= Nonnegative matrix =

Matrix with no negative elements

In mathematics, a nonnegative matrix, written
 $\mathbf{X} \geq 0,$
is a matrix in which all the elements are equal to or greater than zero, that is,
 $x_{ij} \geq 0\qquad \forall {i,j}.$
A positive matrix is a matrix in which all the elements are strictly greater than zero. The set of positive matrices is the interior of the set of all non-negative matrices. While such matrices are commonly found, the term "positive matrix" is only occasionally used due to the possible confusion with positive-definite matrices, which are different. A matrix which is both non-negative and is positive semidefinite is called a doubly non-negative matrix.

A rectangular non-negative matrix can be approximated by a decomposition with two other non-negative matrices via non-negative matrix factorization.

Eigenvalues and eigenvectors of square positive matrices are described by the Perron–Frobenius theorem.

==Properties==
- The trace and every row and column sum/product of a nonnegative matrix is nonnegative.

== Inversion ==
The inverse of any non-singular M-matrix is a non-negative matrix. If the non-singular M-matrix is also symmetric then it is called a Stieltjes matrix.

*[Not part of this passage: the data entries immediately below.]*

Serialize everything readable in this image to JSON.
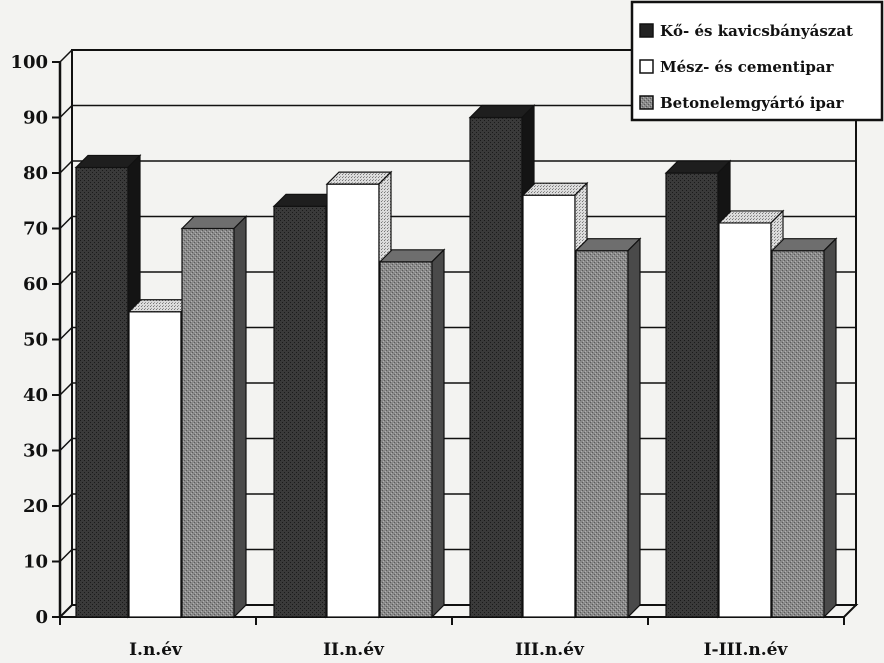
{
  "chart_data": {
    "type": "bar",
    "title": "",
    "xlabel": "",
    "ylabel": "",
    "ylim": [
      0,
      100
    ],
    "yticks": [
      0,
      10,
      20,
      30,
      40,
      50,
      60,
      70,
      80,
      90,
      100
    ],
    "grid": true,
    "legend_position": "top-right",
    "categories": [
      "I.n.év",
      "II.n.év",
      "III.n.év",
      "I-III.n.év"
    ],
    "series": [
      {
        "name": "Kő- és kavicsbányászat",
        "values": [
          81,
          74,
          90,
          80
        ],
        "color": "#2a2a2a"
      },
      {
        "name": "Mész- és cementipar",
        "values": [
          55,
          78,
          76,
          71
        ],
        "color": "#ffffff"
      },
      {
        "name": "Betonelemgyártó ipar",
        "values": [
          70,
          64,
          66,
          66
        ],
        "color": "#8a8a8a"
      }
    ]
  }
}
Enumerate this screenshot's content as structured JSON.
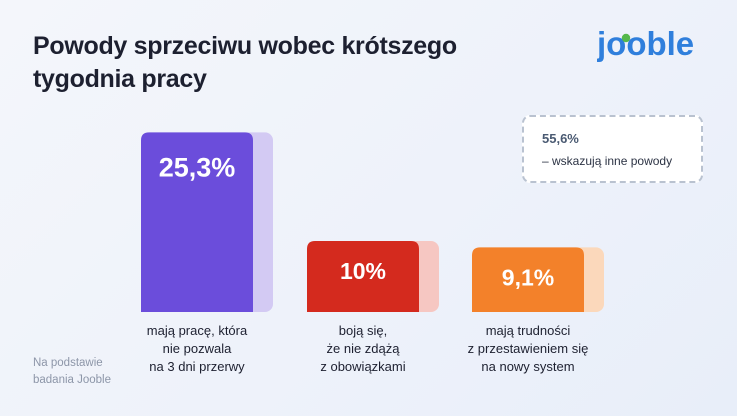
{
  "title": "Powody sprzeciwu wobec krótszego tygodnia pracy",
  "logo_text": "jooble",
  "colors": {
    "logo_blue": "#2f7fdc",
    "logo_green": "#55b84a",
    "bar_1": "#6b4ddb",
    "bar_1_shadow": "#d3caf3",
    "bar_2": "#d42a1e",
    "bar_2_shadow": "#f6c7c2",
    "bar_3": "#f3812a",
    "bar_3_shadow": "#fbd8bb"
  },
  "note": {
    "value": "55,6%",
    "text": "– wskazują inne powody"
  },
  "footnote": "Na podstawie\nbadania Jooble",
  "chart_data": {
    "type": "bar",
    "categories": [
      "mają pracę, która\nnie pozwala\nna 3 dni przerwy",
      "boją się,\nże nie zdążą\nz obowiązkami",
      "mają trudności\nz przestawieniem się\nna nowy system"
    ],
    "values": [
      25.3,
      10,
      9.1
    ],
    "value_labels": [
      "25,3%",
      "10%",
      "9,1%"
    ],
    "ylim": [
      0,
      30
    ],
    "grid": false
  }
}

The inverse of a non-negative matrix is usually not non-negative. The exception is the non-negative monomial matrices: a non-negative matrix has non-negative inverse if and only if it is a (non-negative) monomial matrix. Note that thus the inverse of a positive matrix is not positive or even non-negative, as positive matrices are not monomial, for dimension n > 1.

== Specializations ==
There are a number of groups of matrices that form specializations of non-negative matrices, e.g. stochastic matrix; doubly stochastic matrix; symmetric non-negative matrix.